First, it will allow users to interact with what’s on the screen using their eye motions. And perhaps more interesting, Apple will integrate the device with its FaceTime video calls.
This will allow users to experience virtual FaceTimes with each other… and their digital avatars will reflect their eye movements in real time. That’s going to make these calls a lot more lifelike.
Another interesting fact is that Apple did not build the battery into the headset. Instead, the battery will connect to the headset via a cable.
Apple made this decision because the battery is about the size of two iPhone Max Pro smartphone batteries (which make up most of the phone). It’s just too big to go into the headset. This allows Apple to keep the device as sleek as possible. I suspect the battery pack will attach to a belt or fit into a pocket.
So I’m very excited to say we can look for Apple’s first XR headset launch within the coming months. Given the importance of the launch, I suspect Apple will have a dedicated event, which could happen as early as May.
The initial product launch will reveal a high-end device. It will retail for about $3,000.
From there we can expect Apple to release less expensive, mass-market versions of the XR headset into 2024/2025. That’s when augmented reality will go mainstream.
Apple sees the writing on the wall. The company understands that an advanced pair of augmented reality glasses will one day replace our smartphones. After all, we could do everything on a pair of AR glasses that we can now do with our smartphones.

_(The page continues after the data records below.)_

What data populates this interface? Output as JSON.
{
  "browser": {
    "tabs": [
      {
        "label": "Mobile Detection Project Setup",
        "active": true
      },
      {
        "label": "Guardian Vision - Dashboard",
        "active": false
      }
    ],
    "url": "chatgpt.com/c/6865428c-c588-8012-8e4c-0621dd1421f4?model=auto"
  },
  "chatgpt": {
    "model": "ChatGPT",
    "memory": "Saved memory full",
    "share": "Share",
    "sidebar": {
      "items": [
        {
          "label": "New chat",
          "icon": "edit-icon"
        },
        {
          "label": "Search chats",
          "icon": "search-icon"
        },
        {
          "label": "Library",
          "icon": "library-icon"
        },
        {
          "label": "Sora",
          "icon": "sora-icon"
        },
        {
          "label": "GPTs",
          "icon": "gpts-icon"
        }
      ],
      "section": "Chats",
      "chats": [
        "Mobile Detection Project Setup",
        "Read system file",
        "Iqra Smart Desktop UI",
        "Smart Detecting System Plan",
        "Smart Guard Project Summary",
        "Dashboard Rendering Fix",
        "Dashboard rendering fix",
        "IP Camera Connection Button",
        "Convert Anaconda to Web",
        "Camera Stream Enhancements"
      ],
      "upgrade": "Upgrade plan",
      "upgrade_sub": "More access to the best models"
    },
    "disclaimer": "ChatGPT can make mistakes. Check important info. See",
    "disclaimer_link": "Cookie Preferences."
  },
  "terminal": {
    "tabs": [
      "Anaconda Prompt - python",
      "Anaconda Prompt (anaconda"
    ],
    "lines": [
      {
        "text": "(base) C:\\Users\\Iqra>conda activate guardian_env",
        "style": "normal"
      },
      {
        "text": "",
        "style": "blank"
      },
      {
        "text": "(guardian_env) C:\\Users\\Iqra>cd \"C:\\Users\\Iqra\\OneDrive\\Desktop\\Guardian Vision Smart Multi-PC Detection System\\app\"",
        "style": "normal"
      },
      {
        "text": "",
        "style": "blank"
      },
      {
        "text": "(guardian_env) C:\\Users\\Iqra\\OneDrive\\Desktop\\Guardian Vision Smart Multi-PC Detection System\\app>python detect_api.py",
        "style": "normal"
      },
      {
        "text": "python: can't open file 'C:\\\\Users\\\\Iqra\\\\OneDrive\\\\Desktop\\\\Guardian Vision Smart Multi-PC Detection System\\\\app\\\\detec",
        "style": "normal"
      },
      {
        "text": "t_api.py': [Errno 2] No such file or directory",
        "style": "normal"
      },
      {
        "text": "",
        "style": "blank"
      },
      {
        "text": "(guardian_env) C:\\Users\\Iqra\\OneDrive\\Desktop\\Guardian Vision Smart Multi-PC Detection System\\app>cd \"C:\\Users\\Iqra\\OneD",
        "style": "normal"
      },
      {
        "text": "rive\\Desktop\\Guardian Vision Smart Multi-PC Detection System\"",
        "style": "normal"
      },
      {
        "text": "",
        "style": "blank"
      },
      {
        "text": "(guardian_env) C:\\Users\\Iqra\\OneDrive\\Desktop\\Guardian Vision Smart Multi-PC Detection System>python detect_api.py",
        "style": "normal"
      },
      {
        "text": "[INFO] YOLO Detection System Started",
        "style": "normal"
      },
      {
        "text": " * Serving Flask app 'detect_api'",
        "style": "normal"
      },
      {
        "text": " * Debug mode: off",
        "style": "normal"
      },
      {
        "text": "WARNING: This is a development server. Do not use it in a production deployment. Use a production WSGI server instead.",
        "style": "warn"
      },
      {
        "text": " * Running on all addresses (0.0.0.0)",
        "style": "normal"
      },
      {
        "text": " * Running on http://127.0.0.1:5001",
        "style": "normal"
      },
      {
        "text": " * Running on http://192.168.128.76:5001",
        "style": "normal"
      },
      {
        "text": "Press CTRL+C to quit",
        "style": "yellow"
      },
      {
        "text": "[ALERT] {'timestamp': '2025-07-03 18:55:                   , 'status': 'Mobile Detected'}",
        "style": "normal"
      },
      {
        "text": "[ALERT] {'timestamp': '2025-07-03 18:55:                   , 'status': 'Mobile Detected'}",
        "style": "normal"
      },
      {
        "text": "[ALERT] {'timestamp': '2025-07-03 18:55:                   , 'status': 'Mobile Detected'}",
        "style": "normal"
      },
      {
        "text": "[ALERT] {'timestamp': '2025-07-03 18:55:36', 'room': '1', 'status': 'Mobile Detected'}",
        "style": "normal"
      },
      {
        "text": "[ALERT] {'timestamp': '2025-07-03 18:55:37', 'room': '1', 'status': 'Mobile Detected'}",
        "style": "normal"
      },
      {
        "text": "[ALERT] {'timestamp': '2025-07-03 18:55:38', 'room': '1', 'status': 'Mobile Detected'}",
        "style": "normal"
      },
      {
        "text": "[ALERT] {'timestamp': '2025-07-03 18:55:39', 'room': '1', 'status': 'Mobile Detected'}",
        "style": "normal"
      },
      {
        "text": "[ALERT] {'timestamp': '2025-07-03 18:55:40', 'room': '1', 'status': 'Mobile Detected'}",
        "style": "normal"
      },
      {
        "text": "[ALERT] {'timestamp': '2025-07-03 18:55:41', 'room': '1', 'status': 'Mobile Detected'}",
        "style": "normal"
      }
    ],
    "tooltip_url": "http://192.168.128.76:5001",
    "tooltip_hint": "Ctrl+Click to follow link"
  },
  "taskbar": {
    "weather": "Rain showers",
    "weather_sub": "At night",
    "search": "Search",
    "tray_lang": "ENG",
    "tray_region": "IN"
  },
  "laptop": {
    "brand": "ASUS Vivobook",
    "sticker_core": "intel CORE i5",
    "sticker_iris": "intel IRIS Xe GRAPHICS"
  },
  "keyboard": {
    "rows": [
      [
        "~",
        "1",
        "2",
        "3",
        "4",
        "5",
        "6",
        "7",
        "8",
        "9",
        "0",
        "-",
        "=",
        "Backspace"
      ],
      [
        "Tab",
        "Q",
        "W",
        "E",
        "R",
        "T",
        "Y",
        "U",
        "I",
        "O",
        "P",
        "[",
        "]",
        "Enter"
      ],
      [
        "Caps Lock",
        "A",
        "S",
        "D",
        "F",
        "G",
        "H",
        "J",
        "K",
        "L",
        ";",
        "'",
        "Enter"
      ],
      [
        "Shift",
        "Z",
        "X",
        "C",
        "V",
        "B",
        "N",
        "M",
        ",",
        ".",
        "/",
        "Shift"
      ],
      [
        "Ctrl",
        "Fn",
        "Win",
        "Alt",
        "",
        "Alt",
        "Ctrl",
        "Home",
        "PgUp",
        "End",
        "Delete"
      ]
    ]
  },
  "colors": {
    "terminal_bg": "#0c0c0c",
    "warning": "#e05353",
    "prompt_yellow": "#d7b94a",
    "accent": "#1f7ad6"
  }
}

The benefit is that it will be a more immersive experience. No more squinting at tiny screens and hammering at little icons with our fingers.

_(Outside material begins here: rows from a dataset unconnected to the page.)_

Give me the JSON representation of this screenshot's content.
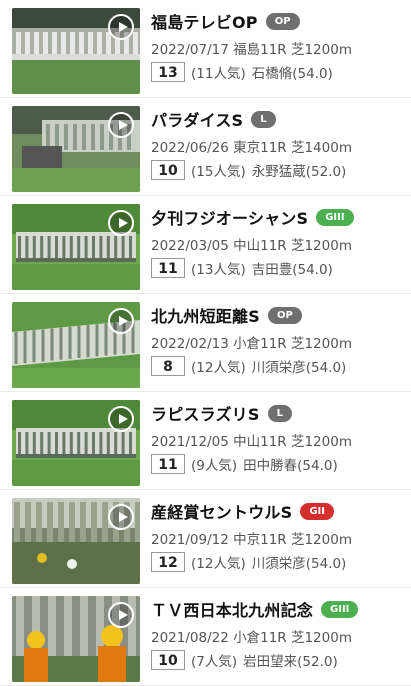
{
  "races": [
    {
      "title": "福島テレビOP",
      "grade": "OP",
      "badge_color": "#6f6f6f",
      "date": "2022/07/17",
      "venue": "福島11R",
      "course": "芝1200m",
      "finish": "13",
      "popularity": "(11人気)",
      "jockey": "石橋脩(54.0)",
      "scene": "gate-stand",
      "play_icon": "play-circle-icon"
    },
    {
      "title": "パラダイスS",
      "grade": "L",
      "badge_color": "#6f6f6f",
      "date": "2022/06/26",
      "venue": "東京11R",
      "course": "芝1400m",
      "finish": "10",
      "popularity": "(15人気)",
      "jockey": "永野猛蔵(52.0)",
      "scene": "gate-truck",
      "play_icon": "play-circle-icon"
    },
    {
      "title": "夕刊フジオーシャンS",
      "grade": "GIII",
      "badge_color": "#4caf50",
      "date": "2022/03/05",
      "venue": "中山11R",
      "course": "芝1200m",
      "finish": "11",
      "popularity": "(13人気)",
      "jockey": "吉田豊(54.0)",
      "scene": "gate-front",
      "play_icon": "play-circle-icon"
    },
    {
      "title": "北九州短距離S",
      "grade": "OP",
      "badge_color": "#6f6f6f",
      "date": "2022/02/13",
      "venue": "小倉11R",
      "course": "芝1200m",
      "finish": "8",
      "popularity": "(12人気)",
      "jockey": "川須栄彦(54.0)",
      "scene": "gate-angle",
      "play_icon": "play-circle-icon"
    },
    {
      "title": "ラピスラズリS",
      "grade": "L",
      "badge_color": "#6f6f6f",
      "date": "2021/12/05",
      "venue": "中山11R",
      "course": "芝1200m",
      "finish": "11",
      "popularity": "(9人気)",
      "jockey": "田中勝春(54.0)",
      "scene": "gate-front",
      "play_icon": "play-circle-icon"
    },
    {
      "title": "産経賞セントウルS",
      "grade": "GII",
      "badge_color": "#d32f2f",
      "date": "2021/09/12",
      "venue": "中京11R",
      "course": "芝1200m",
      "finish": "12",
      "popularity": "(12人気)",
      "jockey": "川須栄彦(54.0)",
      "scene": "gate-rear",
      "play_icon": "play-circle-icon"
    },
    {
      "title": "ＴＶ西日本北九州記念",
      "grade": "GIII",
      "badge_color": "#4caf50",
      "date": "2021/08/22",
      "venue": "小倉11R",
      "course": "芝1200m",
      "finish": "10",
      "popularity": "(7人気)",
      "jockey": "岩田望来(52.0)",
      "scene": "gate-staff",
      "play_icon": "play-circle-icon"
    }
  ]
}
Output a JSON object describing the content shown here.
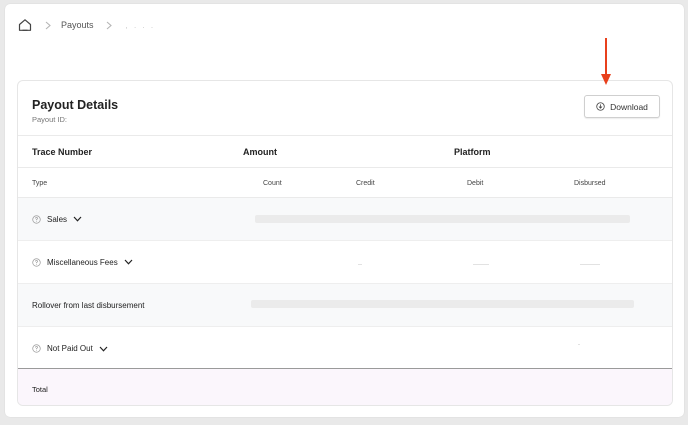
{
  "breadcrumb": {
    "home_icon": "home-icon",
    "separator_icon": "chevron-right-icon",
    "items": [
      "Payouts"
    ],
    "current": ", . . ."
  },
  "annotation": {
    "arrow_color": "#e8401c"
  },
  "card": {
    "title": "Payout Details",
    "subtitle": "Payout ID:",
    "download_label": "Download",
    "download_icon": "download-circle-icon"
  },
  "meta": [
    "Trace Number",
    "Amount",
    "Platform"
  ],
  "columns": [
    "Type",
    "Count",
    "Credit",
    "Debit",
    "Disbursed"
  ],
  "rows": [
    {
      "label": "Sales",
      "has_help": true,
      "expandable": true
    },
    {
      "label": "Miscellaneous Fees",
      "has_help": true,
      "expandable": true
    },
    {
      "label": "Rollover from last disbursement",
      "has_help": false,
      "expandable": false
    },
    {
      "label": "Not Paid Out",
      "has_help": true,
      "expandable": true
    }
  ],
  "total_label": "Total",
  "colors": {
    "total_bg": "#fbf6fc",
    "skeleton": "#ebebeb",
    "row_alt": "#f8f9fa"
  }
}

Sometime in the near future, smartphones will begin to disappear.
And that means Apple – which still derives roughly half its revenue from iPhone sales – will need to adapt. That’s what this initiative is all about. It’s a play for the next major computing interface.

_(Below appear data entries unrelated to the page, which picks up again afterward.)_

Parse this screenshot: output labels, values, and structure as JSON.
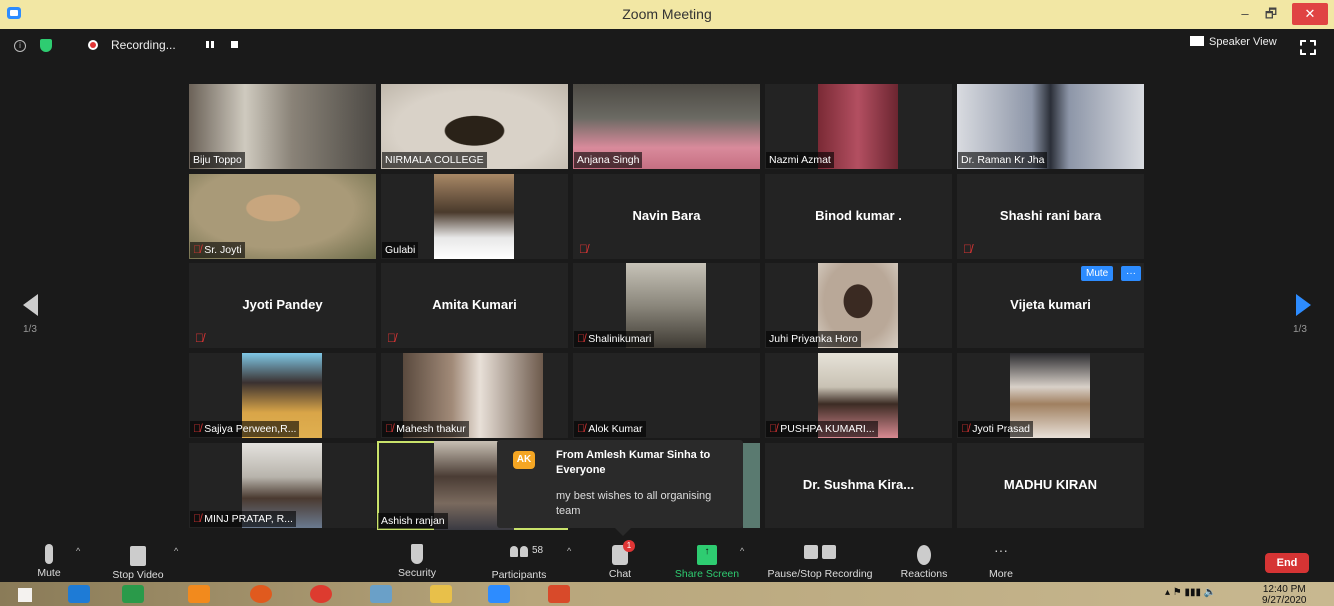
{
  "window": {
    "title": "Zoom Meeting",
    "minimize": "–",
    "maximize": "🗗",
    "close": "✕"
  },
  "topbar": {
    "recording_label": "Recording...",
    "speaker_view_label": "Speaker View"
  },
  "pagination": {
    "left": "1/3",
    "right": "1/3"
  },
  "participants": [
    {
      "name": "Biju Toppo",
      "video": true,
      "muted": false
    },
    {
      "name": "NIRMALA COLLEGE",
      "video": true,
      "muted": false
    },
    {
      "name": "Anjana Singh",
      "video": true,
      "muted": false
    },
    {
      "name": "Nazmi Azmat",
      "video": true,
      "muted": false
    },
    {
      "name": "Dr. Raman Kr Jha",
      "video": true,
      "muted": false
    },
    {
      "name": "Sr. Joyti",
      "video": true,
      "muted": true
    },
    {
      "name": "Gulabi",
      "video": true,
      "muted": false
    },
    {
      "name": "Navin Bara",
      "video": false,
      "muted": true
    },
    {
      "name": "Binod kumar .",
      "video": false,
      "muted": false
    },
    {
      "name": "Shashi rani bara",
      "video": false,
      "muted": true
    },
    {
      "name": "Jyoti Pandey",
      "video": false,
      "muted": true
    },
    {
      "name": "Amita Kumari",
      "video": false,
      "muted": true
    },
    {
      "name": "Shalinikumari",
      "video": true,
      "muted": true
    },
    {
      "name": "Juhi Priyanka Horo",
      "video": true,
      "muted": false
    },
    {
      "name": "Vijeta kumari",
      "video": false,
      "muted": false
    },
    {
      "name": "Sajiya Perween,R...",
      "video": true,
      "muted": true
    },
    {
      "name": "Mahesh thakur",
      "video": true,
      "muted": true
    },
    {
      "name": "Alok Kumar",
      "video": false,
      "muted": true
    },
    {
      "name": "PUSHPA KUMARI...",
      "video": true,
      "muted": true
    },
    {
      "name": "Jyoti Prasad",
      "video": true,
      "muted": true
    },
    {
      "name": "MINJ PRATAP, R...",
      "video": true,
      "muted": true
    },
    {
      "name": "Ashish ranjan",
      "video": true,
      "muted": false
    },
    {
      "name": "",
      "video": false,
      "muted": false
    },
    {
      "name": "Dr. Sushma Kira...",
      "video": false,
      "muted": false
    },
    {
      "name": "MADHU KIRAN",
      "video": false,
      "muted": false
    }
  ],
  "hover_controls": {
    "mute": "Mute",
    "more": "···"
  },
  "chat_notification": {
    "initials": "AK",
    "from": "From Amlesh Kumar Sinha to Everyone",
    "message": "my best wishes  to all organising team"
  },
  "toolbar": {
    "mute": "Mute",
    "stop_video": "Stop Video",
    "security": "Security",
    "participants": "Participants",
    "participant_count": "58",
    "chat": "Chat",
    "chat_badge": "1",
    "share_screen": "Share Screen",
    "pause_stop_recording": "Pause/Stop Recording",
    "reactions": "Reactions",
    "more": "More",
    "more_glyph": "···",
    "end": "End"
  },
  "taskbar": {
    "time": "12:40 PM",
    "date": "9/27/2020"
  },
  "colors": {
    "accent": "#2d8cff",
    "muted_red": "#e03535",
    "end_red": "#d63434",
    "share_green": "#2ecc71"
  }
}
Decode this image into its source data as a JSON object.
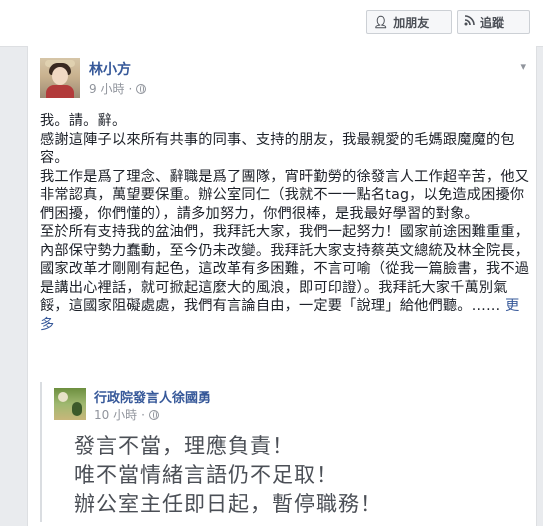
{
  "header": {
    "add_friend_label": "加朋友",
    "follow_label": "追蹤",
    "add_friend_icon": "add-person-icon",
    "follow_icon": "rss-icon"
  },
  "post": {
    "author": "林小方",
    "time": "9 小時",
    "paragraphs": [
      "我。請。辭。",
      "感謝這陣子以來所有共事的同事、支持的朋友，我最親愛的毛媽跟魔魔的包容。",
      "我工作是爲了理念、辭職是爲了團隊，宵旰勤勞的徐發言人工作超辛苦，他又非常認真，萬望要保重。辦公室同仁（我就不一一點名tag，以免造成困擾你們困擾，你們懂的），請多加努力，你們很棒，是我最好學習的對象。",
      "至於所有支持我的盆油們，我拜託大家，我們一起努力！國家前途困難重重，內部保守勢力蠢動，至今仍未改變。我拜託大家支持蔡英文總統及林全院長，國家改革才剛剛有起色，這改革有多困難，不言可喻（從我一篇臉書，我不過是講出心裡話，就可掀起這麼大的風浪，即可印證）。我拜託大家千萬別氣餒，這國家阻礙處處，我們有言論自由，一定要「說理」給他們聽。……"
    ],
    "more_label": "更多"
  },
  "shared": {
    "author": "行政院發言人徐國勇",
    "time": "10 小時",
    "lines": [
      "發言不當，理應負責！",
      "唯不當情緒言語仍不足取！",
      "辦公室主任即日起，暫停職務！"
    ]
  }
}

Apple will not be left behind. And I expect that Apple will set consumer expectations for the product category, just as it has done in the past for laptops, tablets, smartphones, and smart watches.
Apple is anxious to diversify away from China…
Speaking of Apple…
Back in October we reviewed how Apple has been working to strengthen its own supply chain.
The crux of it involves shifting 5% of Apple’s global production out of China and into India. This is part of the Great Recalibration taking place worldwide.
And it turns out Apple’s plans are even bigger than the company initially let on.
Apple is now targeting a shift up to 25% of total iPhone production into India. And it is collaborating with contract manufacturer Foxconn to make this a reality.
Clearly, Apple must see an urgent need to get production out of Taiwan and mainland China. The risk of geopolitical conflict in the region is just too great and is increasing.
This makes perfect sense. And we should applaud Apple for having the foresight to make this move.
That said, there’s a lot more nuance to this story…
As I was digging into Apple’s plans, I discovered that the planned manufacturing locations in India are just the final assembly plants. They are where the final product is assembled, tested, and packaged for shipping.
And that means these plants are just the final destination for all the iPhone’s components. Many of those components are still being made in Taiwan and mainland China.
So it became quite obvious to me that Apple and its partners still have a lot of work to do to de-risk their supply chain. After all, just like manufacturing a car, if you’re missing a single electrical component, production grounds to a halt.
Shifting final assembly to India is a great step. But it’s not enough if the goal is to reduce dependence on components made in China.
And this speaks to the fact that the Great Recalibration isn’t a quick process. It’s going to take the rest of this decade and the next to completely restructure global manufacturing and distribution.
The good news here is that we’re just at the very beginning of this trend. We already have exposure to several companies benefiting from this trend using machine learning, computer vision, and automation technologies. This will be an explosive area for growth for the next few years, with plenty more opportunities to come.